On Insite, the Vancouver facility in which addicts are permitted to inject illegal drugs, under a nurse's supervision, the Supreme Court of Canada was unanimous in forbidding the federal government from closing it down.

On prostitution, the Ontario Court of Appeal, citing safety concerns and the Insite precedent, struck down a law banning brothels; rewrote a law criminalizing pimps, so that prostitutes may retain security guards (the revised law bans exploitation of prostitutes); and upheld the law against soliciting.

Both cases sent a similar message: When it comes to groups whose interests are not often defended in legislatures, the courts will not hesitate to challenge government action – when that action could mean the difference between life and death.

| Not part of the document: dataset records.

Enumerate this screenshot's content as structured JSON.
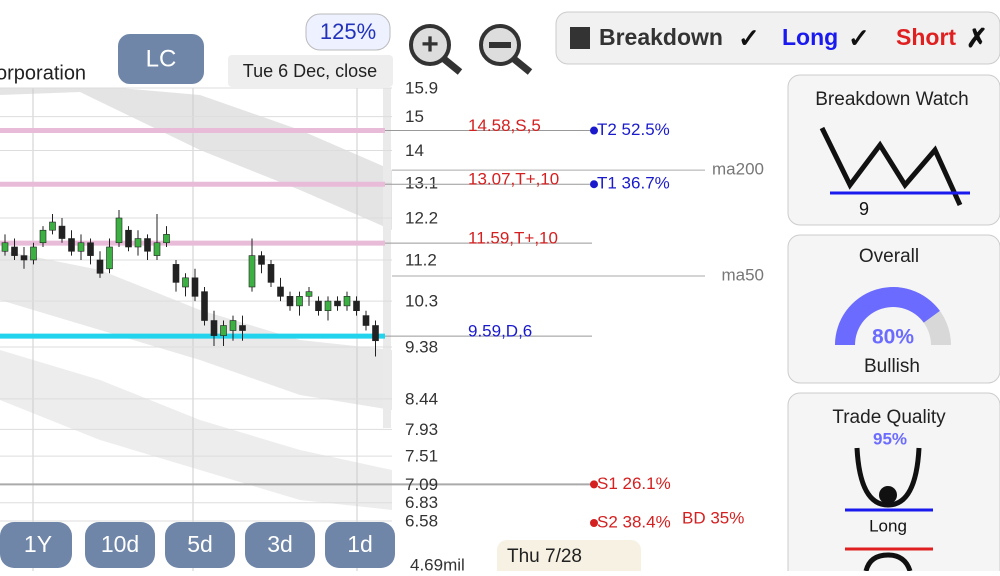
{
  "header": {
    "company": "orporation",
    "symbol": "LC",
    "date": "Tue 6 Dec, close",
    "zoom": "125%"
  },
  "toggles": [
    {
      "label": "Breakdown",
      "mark": "✓"
    },
    {
      "label": "Long",
      "mark": "✓"
    },
    {
      "label": "Short",
      "mark": "✗"
    }
  ],
  "chart_data": {
    "type": "candlestick",
    "log_scale": true,
    "ylim": [
      6.58,
      15.9
    ],
    "yticks": [
      15.9,
      15,
      14,
      13.1,
      12.2,
      11.2,
      10.3,
      9.38,
      8.44,
      7.93,
      7.51,
      7.09,
      6.83,
      6.58
    ],
    "open": [
      11.4,
      11.5,
      11.3,
      11.2,
      11.6,
      11.9,
      12.0,
      11.7,
      11.4,
      11.6,
      11.2,
      11.0,
      11.6,
      11.9,
      11.5,
      11.7,
      11.3,
      11.6,
      11.1,
      10.6,
      10.8,
      10.5,
      9.9,
      9.6,
      9.7,
      9.8,
      10.6,
      11.3,
      11.1,
      10.6,
      10.4,
      10.2,
      10.4,
      10.3,
      10.1,
      10.3,
      10.2,
      10.3,
      10.0,
      9.8
    ],
    "high": [
      11.8,
      11.7,
      11.5,
      11.6,
      12.0,
      12.3,
      12.2,
      11.9,
      11.8,
      11.7,
      11.4,
      11.7,
      12.4,
      12.0,
      11.9,
      11.8,
      12.3,
      12.0,
      11.2,
      10.9,
      11.0,
      10.6,
      10.1,
      9.9,
      10.0,
      10.0,
      11.7,
      11.4,
      11.2,
      10.8,
      10.5,
      10.5,
      10.6,
      10.4,
      10.4,
      10.4,
      10.5,
      10.4,
      10.1,
      9.9
    ],
    "low": [
      11.3,
      11.2,
      11.0,
      11.1,
      11.5,
      11.8,
      11.6,
      11.3,
      11.2,
      11.1,
      10.8,
      10.9,
      11.5,
      11.4,
      11.3,
      11.2,
      11.2,
      11.5,
      10.5,
      10.4,
      10.3,
      9.8,
      9.4,
      9.4,
      9.5,
      9.5,
      10.5,
      10.9,
      10.6,
      10.3,
      10.1,
      10.0,
      10.2,
      10.0,
      9.9,
      10.1,
      10.1,
      10.0,
      9.7,
      9.2
    ],
    "close": [
      11.6,
      11.3,
      11.2,
      11.5,
      11.9,
      12.1,
      11.7,
      11.4,
      11.6,
      11.3,
      10.9,
      11.5,
      12.2,
      11.5,
      11.7,
      11.4,
      11.6,
      11.8,
      10.7,
      10.8,
      10.4,
      9.9,
      9.6,
      9.8,
      9.9,
      9.7,
      11.3,
      11.1,
      10.7,
      10.4,
      10.2,
      10.4,
      10.5,
      10.1,
      10.3,
      10.2,
      10.4,
      10.1,
      9.8,
      9.5
    ],
    "levels": [
      {
        "value": 14.58,
        "label": "14.58,S,5",
        "color": "#e8bcd8"
      },
      {
        "value": 13.07,
        "label": "13.07,T+,10",
        "color": "#e8bcd8"
      },
      {
        "value": 11.59,
        "label": "11.59,T+,10",
        "color": "#e8bcd8"
      },
      {
        "value": 9.59,
        "label": "9.59,D,6",
        "color": "#22d3ee"
      }
    ],
    "targets": [
      {
        "value": 14.58,
        "label": "T2 52.5%"
      },
      {
        "value": 13.07,
        "label": "T1 36.7%"
      },
      {
        "value": 7.09,
        "label": "S1 26.1%"
      },
      {
        "value": 6.58,
        "label": "S2 38.4%"
      }
    ],
    "mas": [
      {
        "value": 13.45,
        "label": "ma200"
      },
      {
        "value": 10.84,
        "label": "ma50"
      }
    ],
    "breakdown": "BD 35%",
    "volume": "4.69mil",
    "hover_date": "Thu 7/28"
  },
  "periods": [
    "1Y",
    "10d",
    "5d",
    "3d",
    "1d"
  ],
  "cards": {
    "breakdown": {
      "title": "Breakdown Watch",
      "count": "9"
    },
    "overall": {
      "title": "Overall",
      "value": 80,
      "value_label": "80%",
      "rating": "Bullish"
    },
    "quality": {
      "title": "Trade Quality",
      "value": 95,
      "value_label": "95%",
      "side": "Long"
    }
  }
}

That message is as timely now as in the Charter's first year, 1982 – to defend the life and health of those with little or no political voice. Insite saves lives, as several years of academic research have shown. The people of the Downtown Eastside who use the facility are the most desperately ill urban population in Canada – 87 per cent are infected with Hepatitis C, 17 per cent with HIV, 20 per cent are homeless, 80 per cent have been incarcerated, 38 per cent are in the sex trade. If a government action – to close down Insite – would take away a lifesaving option from sick people, could it ever be constitutional under the Charter's limitation clause, Section 1? Only if that action could be "demonstrably justified" – that is, shown to save other lives. But the Canadian government had only the myths of the war on drugs to fall back on – that Insite would somehow promote drug use. The court saw facts on one side, nonsense on the other.

Using the Charter to defend the voiceless against government or social norms, the courts have kept the rights document formidable, as it begins its fourth decade.